LOS GATOS, Calif. – Roku named the best performing stock for the technology sector in 2019, according to reports from CNBC.
Based on the same report, the share price of Roku went up the previous year by around 355%, recording a great year for the streaming service provider. The massive growth in its price in the stock market is in line with the continued growth of the Roku TVs as well as Roku players.
For the third quarter of 2019, the revenue recorded for Roku has increased by 59%, adding 112.2 million on its profits from advertisements and subscriptions from the same quarter in 2018. The recorded revenue of Roku is significantly higher compared to 6.2 million from other streaming player profits. Further, reports from Roku have also suggested that they currently have more than 32.3 million active subscriber accounts.
These optimistic numbers and the insane growth of the streaming provider in the previous year was the main reason that drove its stock price up. Its strong jump was also boosted from adding supports towards Disney+ as well as the recent addition of the Apple TV Roku Channel. Further, Roku has also announced that it’s going to partner with Walmart the previous year, which then progressed to the Onn brand of Walmart selling Roku-powered smart TVs and speakers.
In 2019, there was also a significant growth with Roku’s partnership to offer its subscription plans through the Roku Channel. Currently, the company makes most of its profits from selling subscription plans and from advertisements.

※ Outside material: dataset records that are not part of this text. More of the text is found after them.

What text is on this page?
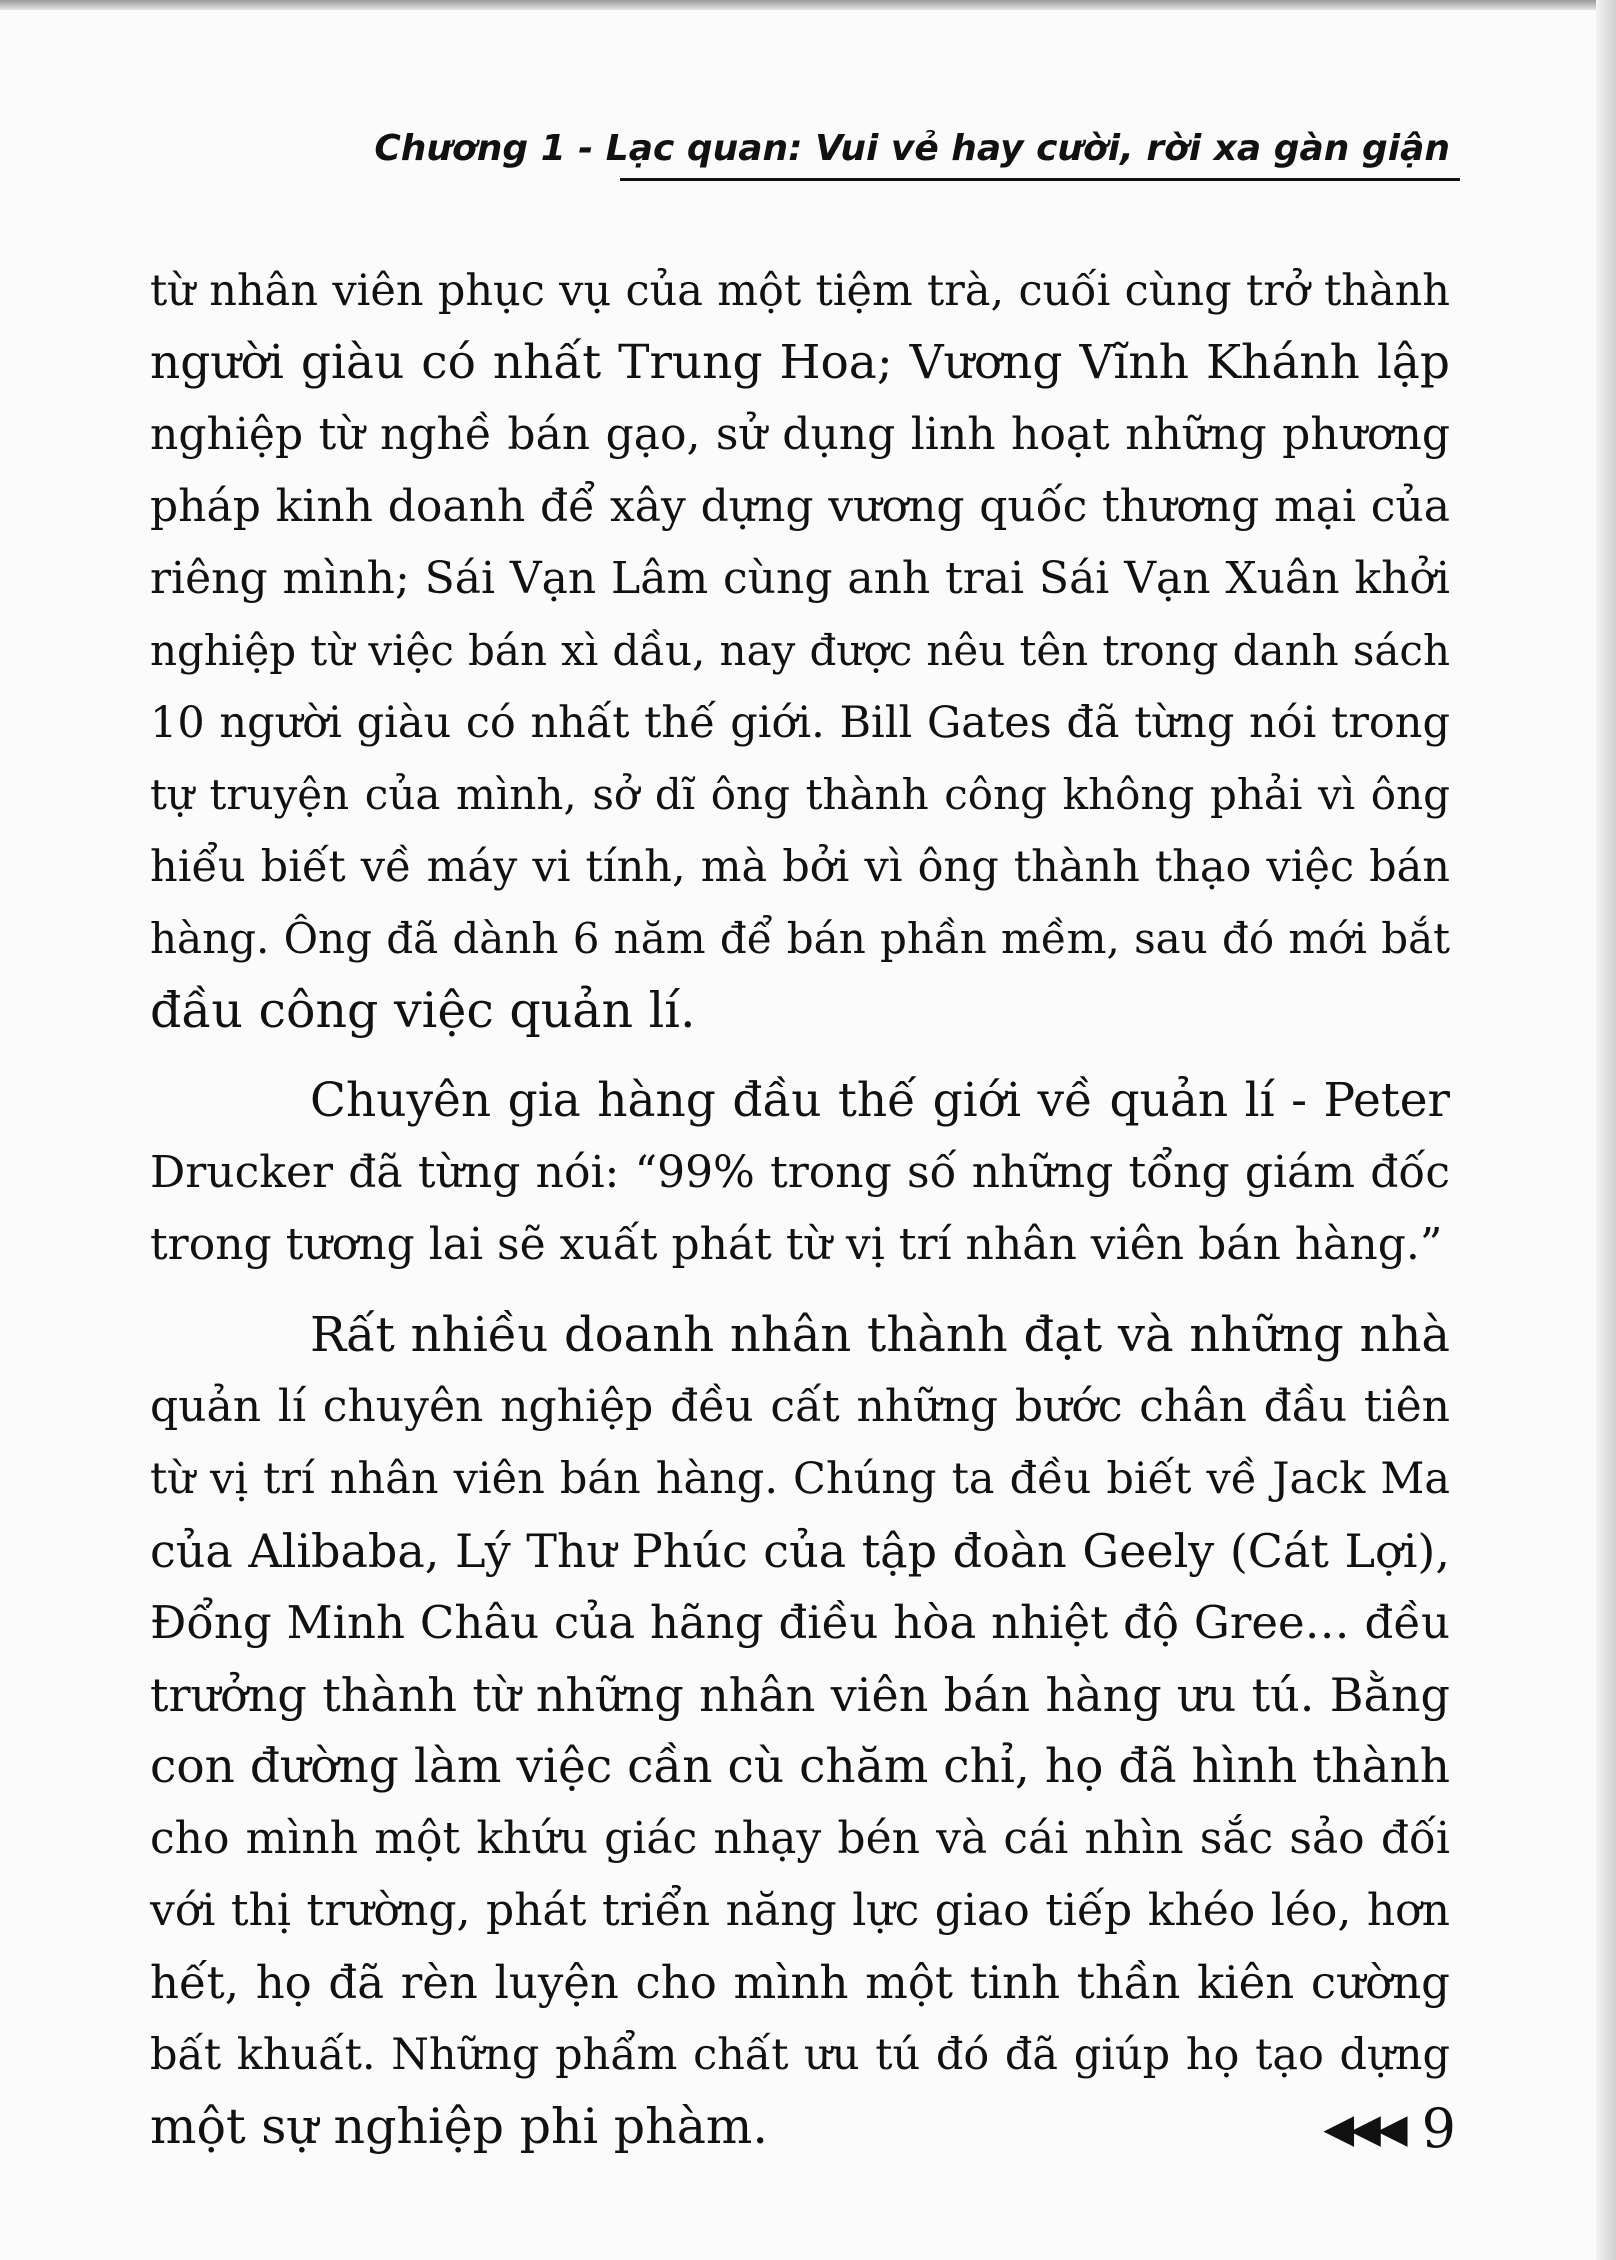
Chương 1 - Lạc quan: Vui vẻ hay cười, rời xa gàn giận
từ nhân viên phục vụ của một tiệm trà, cuối cùng trở thành
người giàu có nhất Trung Hoa; Vương Vĩnh Khánh lập
nghiệp từ nghề bán gạo, sử dụng linh hoạt những phương
pháp kinh doanh để xây dựng vương quốc thương mại của
riêng mình; Sái Vạn Lâm cùng anh trai Sái Vạn Xuân khởi
nghiệp từ việc bán xì dầu, nay được nêu tên trong danh sách
10 người giàu có nhất thế giới. Bill Gates đã từng nói trong
tự truyện của mình, sở dĩ ông thành công không phải vì ông
hiểu biết về máy vi tính, mà bởi vì ông thành thạo việc bán
hàng. Ông đã dành 6 năm để bán phần mềm, sau đó mới bắt
đầu công việc quản lí.
Chuyên gia hàng đầu thế giới về quản lí - Peter
Drucker đã từng nói: “99% trong số những tổng giám đốc
trong tương lai sẽ xuất phát từ vị trí nhân viên bán hàng.”
Rất nhiều doanh nhân thành đạt và những nhà
quản lí chuyên nghiệp đều cất những bước chân đầu tiên
từ vị trí nhân viên bán hàng. Chúng ta đều biết về Jack Ma
của Alibaba, Lý Thư Phúc của tập đoàn Geely (Cát Lợi),
Đổng Minh Châu của hãng điều hòa nhiệt độ Gree… đều
trưởng thành từ những nhân viên bán hàng ưu tú. Bằng
con đường làm việc cần cù chăm chỉ, họ đã hình thành
cho mình một khứu giác nhạy bén và cái nhìn sắc sảo đối
với thị trường, phát triển năng lực giao tiếp khéo léo, hơn
hết, họ đã rèn luyện cho mình một tinh thần kiên cường
bất khuất. Những phẩm chất ưu tú đó đã giúp họ tạo dựng
một sự nghiệp phi phàm.	◀◀◀ 9
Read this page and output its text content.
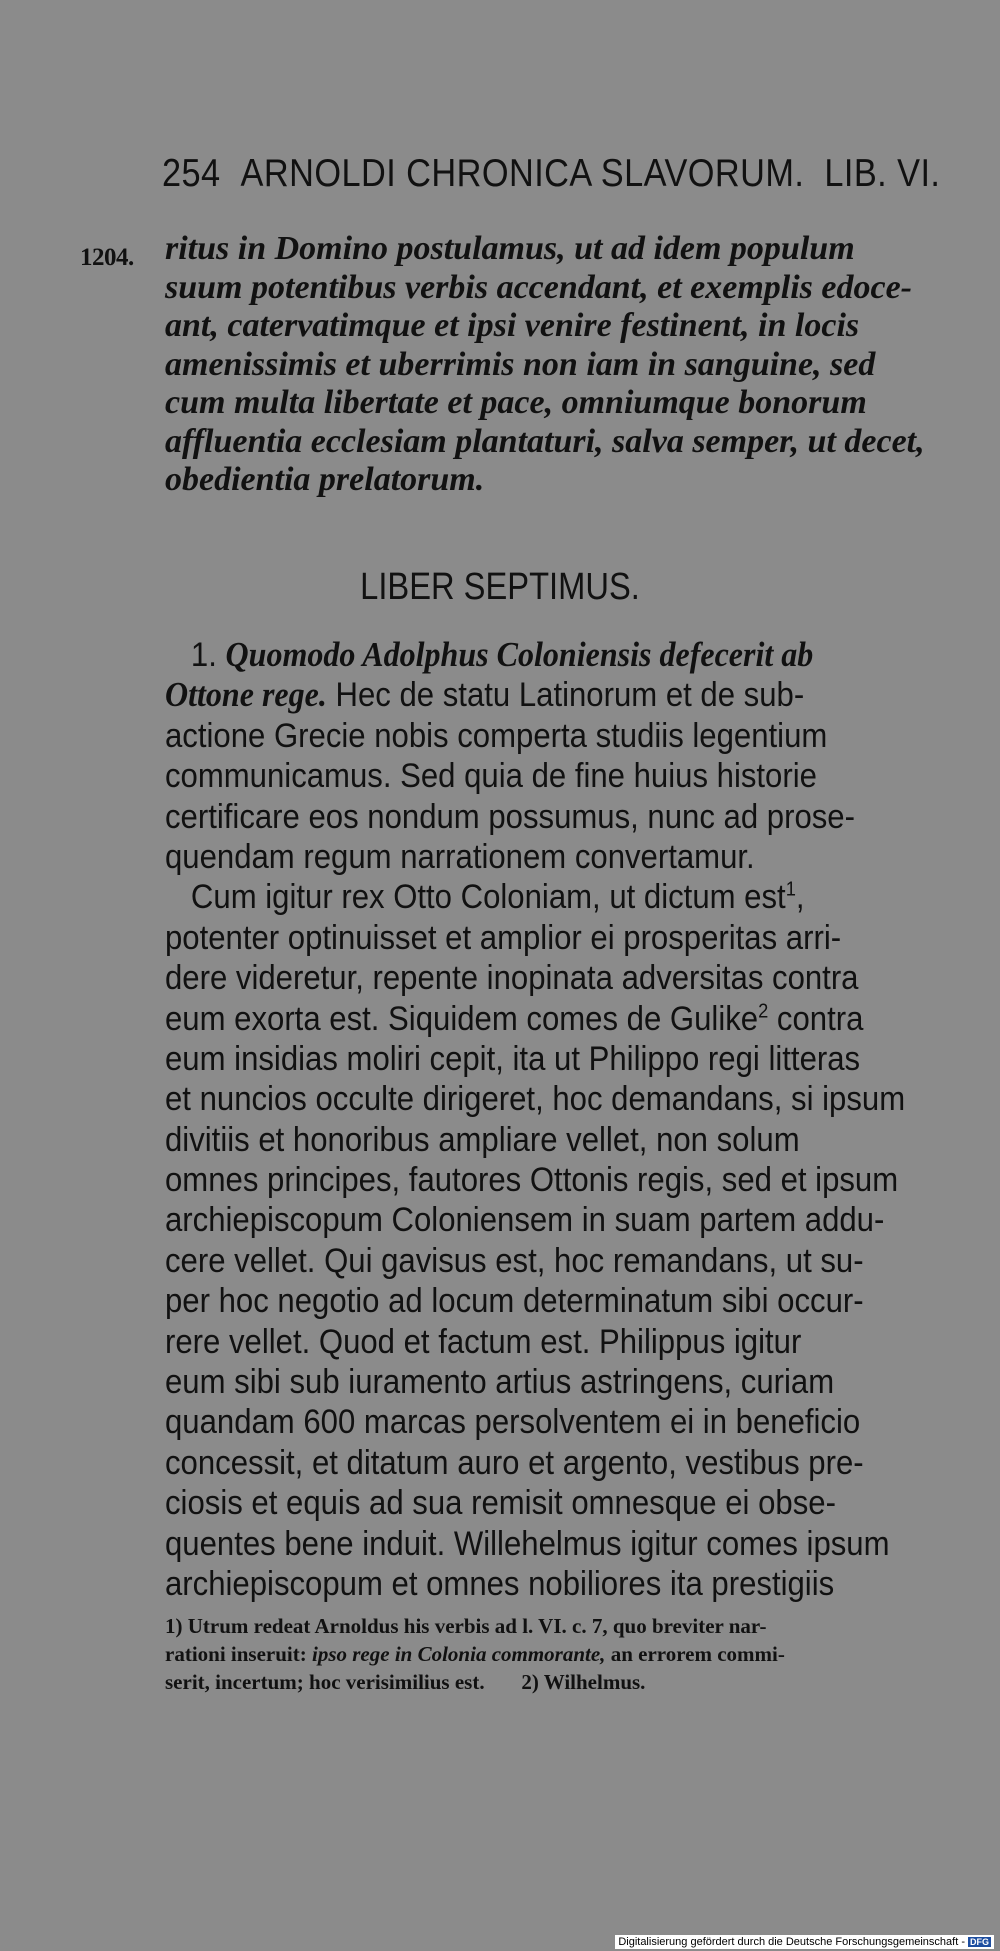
254 ARNOLDI CHRONICA SLAVORUM. LIB. VI.
1204. ritus in Domino postulamus, ut ad idem populum
suum potentibus verbis accendant, et exemplis edoce-
ant, catervatimque et ipsi venire festinent, in locis
amenissimis et uberrimis non iam in sanguine, sed
cum multa libertate et pace, omniumque bonorum
affluentia ecclesiam plantaturi, salva semper, ut decet,
obedientia prelatorum.
LIBER SEPTIMUS.
1. Quomodo Adolphus Coloniensis defecerit ab
Ottone rege. Hec de statu Latinorum et de sub-
actione Grecie nobis comperta studiis legentium
communicamus. Sed quia de fine huius historie
certificare eos nondum possumus, nunc ad prose-
quendam regum narrationem convertamur.
Cum igitur rex Otto Coloniam, ut dictum est$^1$,
potenter optinuisset et amplior ei prosperitas arri-
dere videretur, repente inopinata adversitas contra
eum exorta est. Siquidem comes de Gulike$^2$ contra
eum insidias moliri cepit, ita ut Philippo regi litteras
et nuncios occulte dirigeret, hoc demandans, si ipsum
divitiis et honoribus ampliare vellet, non solum
omnes principes, fautores Ottonis regis, sed et ipsum
archiepiscopum Coloniensem in suam partem addu-
cere vellet. Qui gavisus est, hoc remandans, ut su-
per hoc negotio ad locum determinatum sibi occur-
rere vellet. Quod et factum est. Philippus igitur
eum sibi sub iuramento artius astringens, curiam
quandam 600 marcas persolventem ei in beneficio
concessit, et ditatum auro et argento, vestibus pre-
ciosis et equis ad sua remisit omnesque ei obse-
quentes bene induit. Willehelmus igitur comes ipsum
archiepiscopum et omnes nobiliores ita prestigiis
1) Utrum redeat Arnoldus his verbis ad l. VI. c. 7, quo breviter nar-
rationi inseruit: ipso rege in Colonia commorante, an errorem commi-
serit, incertum; hoc verisimilius est. 2) Wilhelmus.
Digitalisierung gefördert durch die Deutsche Forschungsgemeinschaft - DFG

Although 2019 has been a great year for Roku, it still has to fight the uphill battle in the growing market of streaming players and smart TVs.
Meanwhile, 2019 has seen Roku expanding its reach in South and Central America. Roku TVs have also spread out in Europe and Canada, and in 2020, the market and streamers alike are closely watching if the streaming service provider can sustain its growth from last year and ultimately compete with the giants such as Samsung and Amazon.